Alaska’s offshore ecosystems clearly deserve permanent federal protections, yet so far, Mr. Obama has cowered from this challenge. Other than enacting a few limited withdrawals from offshore oil leasing in Alaska, which could be reversed by a future administration, the Obama administration has been virtually indistinguishable from the Bush administration in managing Alaska’s offshore waters.
Both Obama and Bush have picked low-hanging fruit by protecting remote areas with little human use, threat or political opposition. This boosts the total square miles in protected status, is politically easy, and looks good on the conservation scoreboard, but this simplistic approach misses the more critical conservation challenges in productive, heavily exploited near shore waters on continental shelves. The nation deserves better.
Had President Carter cowered in the face of local political opposition to his proposed federal land protections in Alaska decades ago, he wouldn’t have succeeded in enacting the most significant land conservation deal in U.S history ― the 1980 Alaska National Interest Land Conservation Act (ANILCA), which established 157 million acres of new national parks, monuments, preserves, and refuges on Alaska lands.

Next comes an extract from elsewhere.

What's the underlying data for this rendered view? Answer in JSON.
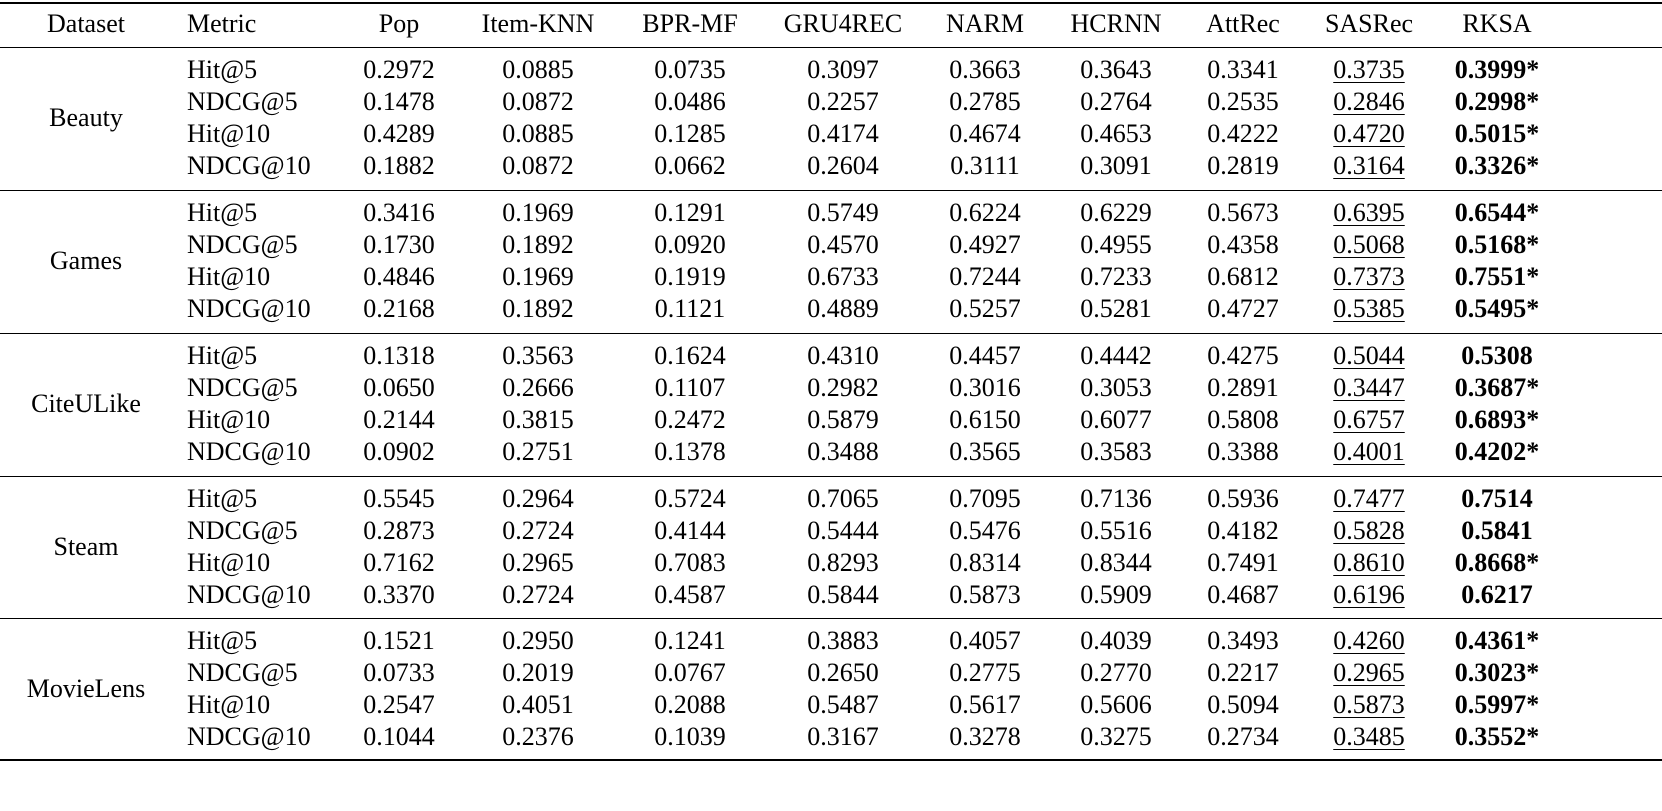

Similarly today, many industrial interests that have long-profited from Alaska’s offshore waters reflexively resist any proposals for permanent federal ocean protection. But these federal waters are co-owned and co-managed on behalf of all Americans, and their protection is clearly in the national interest. We now need Pres. Obama to be bold, and summon the same wisdom, courage, and transcendent national spirit as Pres. Carter did decades ago, and finish the ocean protection job he has started.
In his final months in office, Mr. Obama must make the right, yet politically difficult, decision to designate marine monuments in continental shelf waters. This should include at least three marine monuments in Alaska ― the Aleutian Islands (as previously nominated for sanctuary designation), Bering Strait, and the Arctic Coast. In addition, he should work to secure an agreement with other Arctic nations to establish a High Arctic Marine Sanctuary in international waters surrounding the North Pole.
Short of this, Mr. Obama’s ocean legacy grade will at best be an “I,” for “Incomplete.”